# Discrete Math Graph Help

#### repoman

##### New member
Having a hard time with this problem. Can anyone guide me in the correct direction?

Random graphs are a fascinating subject of applied and theoretical research. These can be generated with a fixed vertex set V and edges added to the edge set E based on some probability model, such as a coin flip. Speculate on how many connected components a random graph might have if the likelihood of an edge (v1,v2) being in the set E is 50%. Do you think the number of components would depend on the size of the vertex set V? Explain why or why not.

#### Evgeny.Makarov

##### Well-known member
MHB Math Scholar
I assume the likelihood of an edge $(v_1,v_2)$ is the same for all pairs of vertices $(v_1,v_2)$, and the presence of an edge is independent of other edges. Suppose a random graph with these properties has two connected components with $m$ and $n$ vertices, respectively. There are $mn$ edges that are missing between these two components, and the probability of that is $2^{-mn}$, which is exceedingly small for large $m$, $n$.

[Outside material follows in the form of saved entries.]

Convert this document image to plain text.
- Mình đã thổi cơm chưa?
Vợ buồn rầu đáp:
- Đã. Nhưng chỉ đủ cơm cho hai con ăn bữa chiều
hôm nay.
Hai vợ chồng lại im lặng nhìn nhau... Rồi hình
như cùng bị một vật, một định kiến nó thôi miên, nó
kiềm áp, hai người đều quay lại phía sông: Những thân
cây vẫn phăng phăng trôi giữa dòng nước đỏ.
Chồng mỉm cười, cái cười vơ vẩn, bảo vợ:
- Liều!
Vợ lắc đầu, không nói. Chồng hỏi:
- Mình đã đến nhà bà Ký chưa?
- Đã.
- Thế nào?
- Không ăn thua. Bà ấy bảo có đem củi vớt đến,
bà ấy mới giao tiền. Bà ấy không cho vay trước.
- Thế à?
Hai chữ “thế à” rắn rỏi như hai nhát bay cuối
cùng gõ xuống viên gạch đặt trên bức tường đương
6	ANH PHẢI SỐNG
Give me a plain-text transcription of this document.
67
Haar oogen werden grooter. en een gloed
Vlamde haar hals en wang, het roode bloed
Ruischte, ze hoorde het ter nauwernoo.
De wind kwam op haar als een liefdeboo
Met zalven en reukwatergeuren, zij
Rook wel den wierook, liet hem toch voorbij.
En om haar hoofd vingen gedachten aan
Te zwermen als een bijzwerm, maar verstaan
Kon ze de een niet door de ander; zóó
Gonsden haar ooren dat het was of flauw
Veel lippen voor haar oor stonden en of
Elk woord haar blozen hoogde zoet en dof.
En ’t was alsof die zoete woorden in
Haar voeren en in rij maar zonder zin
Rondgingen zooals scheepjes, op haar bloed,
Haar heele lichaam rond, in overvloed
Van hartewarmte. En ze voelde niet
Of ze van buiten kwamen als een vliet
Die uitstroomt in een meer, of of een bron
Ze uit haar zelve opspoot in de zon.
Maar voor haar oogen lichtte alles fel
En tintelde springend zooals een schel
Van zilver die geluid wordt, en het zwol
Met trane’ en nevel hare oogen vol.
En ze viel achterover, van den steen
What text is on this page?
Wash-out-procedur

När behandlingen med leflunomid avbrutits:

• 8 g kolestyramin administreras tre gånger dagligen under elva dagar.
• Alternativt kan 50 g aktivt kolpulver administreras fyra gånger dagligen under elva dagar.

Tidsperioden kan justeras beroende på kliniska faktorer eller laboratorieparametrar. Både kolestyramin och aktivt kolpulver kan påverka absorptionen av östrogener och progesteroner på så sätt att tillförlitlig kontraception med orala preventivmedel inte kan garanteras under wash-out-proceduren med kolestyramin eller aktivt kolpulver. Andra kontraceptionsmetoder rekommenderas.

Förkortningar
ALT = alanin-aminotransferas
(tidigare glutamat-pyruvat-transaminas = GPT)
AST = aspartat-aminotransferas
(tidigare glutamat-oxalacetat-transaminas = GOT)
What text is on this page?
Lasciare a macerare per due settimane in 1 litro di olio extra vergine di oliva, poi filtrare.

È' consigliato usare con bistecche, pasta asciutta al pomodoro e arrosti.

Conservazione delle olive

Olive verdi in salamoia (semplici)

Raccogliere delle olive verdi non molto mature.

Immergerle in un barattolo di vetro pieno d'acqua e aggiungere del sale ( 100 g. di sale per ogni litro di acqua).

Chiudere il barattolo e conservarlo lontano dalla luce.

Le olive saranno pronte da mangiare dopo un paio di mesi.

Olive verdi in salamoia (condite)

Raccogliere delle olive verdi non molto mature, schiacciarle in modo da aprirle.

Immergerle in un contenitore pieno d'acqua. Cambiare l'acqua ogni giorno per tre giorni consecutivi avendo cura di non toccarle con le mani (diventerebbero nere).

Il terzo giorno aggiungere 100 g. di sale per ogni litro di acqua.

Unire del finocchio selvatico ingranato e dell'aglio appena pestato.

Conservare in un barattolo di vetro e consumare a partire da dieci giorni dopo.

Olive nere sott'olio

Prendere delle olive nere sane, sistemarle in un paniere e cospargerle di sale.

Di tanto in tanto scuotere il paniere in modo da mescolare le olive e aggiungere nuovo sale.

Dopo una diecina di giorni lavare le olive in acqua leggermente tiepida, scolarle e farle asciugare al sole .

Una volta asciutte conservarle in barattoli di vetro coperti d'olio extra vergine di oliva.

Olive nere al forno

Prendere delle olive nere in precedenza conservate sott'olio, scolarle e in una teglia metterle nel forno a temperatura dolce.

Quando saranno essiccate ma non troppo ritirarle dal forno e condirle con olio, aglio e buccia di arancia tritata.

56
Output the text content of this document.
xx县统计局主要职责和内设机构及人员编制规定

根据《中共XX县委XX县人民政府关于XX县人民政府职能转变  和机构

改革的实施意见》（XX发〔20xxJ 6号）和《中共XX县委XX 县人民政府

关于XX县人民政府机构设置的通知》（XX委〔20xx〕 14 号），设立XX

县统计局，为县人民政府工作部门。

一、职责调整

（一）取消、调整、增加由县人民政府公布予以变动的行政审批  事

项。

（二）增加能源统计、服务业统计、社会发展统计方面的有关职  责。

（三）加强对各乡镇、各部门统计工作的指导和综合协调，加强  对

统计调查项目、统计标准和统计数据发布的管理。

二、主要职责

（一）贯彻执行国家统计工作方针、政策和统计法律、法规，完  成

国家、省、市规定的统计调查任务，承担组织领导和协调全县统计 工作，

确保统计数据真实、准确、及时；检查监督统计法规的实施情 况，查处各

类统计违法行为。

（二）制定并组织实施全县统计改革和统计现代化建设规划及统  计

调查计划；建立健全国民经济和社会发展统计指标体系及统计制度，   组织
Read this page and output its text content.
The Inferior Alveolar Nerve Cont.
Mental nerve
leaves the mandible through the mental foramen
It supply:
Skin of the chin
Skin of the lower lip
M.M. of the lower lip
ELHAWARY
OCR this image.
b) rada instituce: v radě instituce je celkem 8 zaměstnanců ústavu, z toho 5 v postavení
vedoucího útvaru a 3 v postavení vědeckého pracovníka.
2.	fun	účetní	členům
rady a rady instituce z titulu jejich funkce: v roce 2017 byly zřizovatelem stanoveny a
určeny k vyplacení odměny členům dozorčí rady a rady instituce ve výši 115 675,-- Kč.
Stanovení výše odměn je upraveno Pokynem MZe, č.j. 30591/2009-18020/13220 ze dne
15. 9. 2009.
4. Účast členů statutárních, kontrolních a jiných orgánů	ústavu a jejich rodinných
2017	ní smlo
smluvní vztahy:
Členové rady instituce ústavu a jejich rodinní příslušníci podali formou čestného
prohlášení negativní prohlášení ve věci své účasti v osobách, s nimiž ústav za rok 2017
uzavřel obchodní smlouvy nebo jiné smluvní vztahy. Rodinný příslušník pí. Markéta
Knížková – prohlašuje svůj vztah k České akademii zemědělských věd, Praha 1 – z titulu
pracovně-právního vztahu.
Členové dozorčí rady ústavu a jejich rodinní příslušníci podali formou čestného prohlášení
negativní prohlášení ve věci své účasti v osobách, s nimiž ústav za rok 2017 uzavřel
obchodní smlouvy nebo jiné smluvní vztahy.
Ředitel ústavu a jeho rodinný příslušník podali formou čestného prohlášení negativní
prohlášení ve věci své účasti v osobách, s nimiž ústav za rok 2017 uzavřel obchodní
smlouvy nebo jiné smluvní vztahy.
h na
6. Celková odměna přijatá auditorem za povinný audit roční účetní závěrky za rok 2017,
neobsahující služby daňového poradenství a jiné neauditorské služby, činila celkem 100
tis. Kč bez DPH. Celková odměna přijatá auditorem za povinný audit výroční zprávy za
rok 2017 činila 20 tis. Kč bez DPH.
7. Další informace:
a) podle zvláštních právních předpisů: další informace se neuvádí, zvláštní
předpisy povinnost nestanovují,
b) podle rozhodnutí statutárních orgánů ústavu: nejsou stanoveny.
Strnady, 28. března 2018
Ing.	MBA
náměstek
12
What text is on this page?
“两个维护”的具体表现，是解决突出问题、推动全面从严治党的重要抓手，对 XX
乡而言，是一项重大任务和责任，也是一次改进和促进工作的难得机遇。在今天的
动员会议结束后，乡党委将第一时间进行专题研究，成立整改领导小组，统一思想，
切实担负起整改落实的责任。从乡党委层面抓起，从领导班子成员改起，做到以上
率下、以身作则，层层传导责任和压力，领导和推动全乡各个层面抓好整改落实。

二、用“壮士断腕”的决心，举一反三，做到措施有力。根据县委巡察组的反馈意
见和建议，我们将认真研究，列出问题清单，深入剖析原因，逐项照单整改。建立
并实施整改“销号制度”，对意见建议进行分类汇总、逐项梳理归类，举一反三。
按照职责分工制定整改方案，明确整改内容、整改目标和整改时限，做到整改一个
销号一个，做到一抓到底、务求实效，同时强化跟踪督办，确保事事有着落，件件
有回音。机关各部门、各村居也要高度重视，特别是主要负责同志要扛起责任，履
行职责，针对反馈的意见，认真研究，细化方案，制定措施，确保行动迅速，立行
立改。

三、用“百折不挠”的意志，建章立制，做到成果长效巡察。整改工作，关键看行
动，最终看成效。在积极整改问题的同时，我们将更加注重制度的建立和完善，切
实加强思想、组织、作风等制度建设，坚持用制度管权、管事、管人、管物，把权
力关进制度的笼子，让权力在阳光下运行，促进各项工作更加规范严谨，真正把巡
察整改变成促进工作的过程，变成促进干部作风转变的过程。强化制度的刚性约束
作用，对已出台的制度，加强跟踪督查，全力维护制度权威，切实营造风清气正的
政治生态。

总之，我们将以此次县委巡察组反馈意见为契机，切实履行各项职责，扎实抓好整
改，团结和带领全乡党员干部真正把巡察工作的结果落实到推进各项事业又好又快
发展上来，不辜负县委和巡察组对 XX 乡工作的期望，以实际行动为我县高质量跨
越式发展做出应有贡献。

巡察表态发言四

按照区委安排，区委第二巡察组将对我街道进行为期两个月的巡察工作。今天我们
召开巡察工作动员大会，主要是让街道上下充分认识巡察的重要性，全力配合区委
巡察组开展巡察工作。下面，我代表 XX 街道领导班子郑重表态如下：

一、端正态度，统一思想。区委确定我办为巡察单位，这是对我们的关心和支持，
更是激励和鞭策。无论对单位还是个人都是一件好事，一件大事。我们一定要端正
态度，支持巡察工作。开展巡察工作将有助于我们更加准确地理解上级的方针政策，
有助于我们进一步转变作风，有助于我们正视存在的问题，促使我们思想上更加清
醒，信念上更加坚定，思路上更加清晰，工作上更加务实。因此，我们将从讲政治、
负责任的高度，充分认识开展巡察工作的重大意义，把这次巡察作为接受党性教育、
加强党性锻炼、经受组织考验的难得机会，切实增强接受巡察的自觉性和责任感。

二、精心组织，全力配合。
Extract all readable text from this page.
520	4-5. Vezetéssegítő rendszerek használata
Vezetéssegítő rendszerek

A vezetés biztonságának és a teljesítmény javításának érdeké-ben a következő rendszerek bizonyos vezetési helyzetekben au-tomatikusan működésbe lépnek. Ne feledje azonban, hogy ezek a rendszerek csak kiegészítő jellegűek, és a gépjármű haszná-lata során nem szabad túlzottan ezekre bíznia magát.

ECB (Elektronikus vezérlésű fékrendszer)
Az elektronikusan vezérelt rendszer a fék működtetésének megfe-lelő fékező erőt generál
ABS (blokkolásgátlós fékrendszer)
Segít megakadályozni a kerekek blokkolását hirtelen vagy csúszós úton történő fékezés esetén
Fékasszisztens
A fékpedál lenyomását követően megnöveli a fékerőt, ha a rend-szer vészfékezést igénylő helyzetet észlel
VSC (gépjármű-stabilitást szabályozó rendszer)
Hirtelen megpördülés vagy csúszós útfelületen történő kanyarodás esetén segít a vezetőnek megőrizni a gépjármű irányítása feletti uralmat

For more details, consult Wikipedia about Erdős–Rényi model of random graph generation. It turns out that if $p<\frac{(1-\varepsilon)\ln n}{n}$ for some $\varepsilon>0$, then a random graph with $n$ vertices where the probability of an edge is $p$ will almost surely be disconnected, and if $p>\frac{(1+\varepsilon)\ln n}{n}$, then a random graph with $n$ vertices will almost surely be connected. Since $\frac{\ln n}{n}\to0$ as $n\to\infty$, the threshold probability for connectedness is very small for large graphs, certainly smaller than 0.5.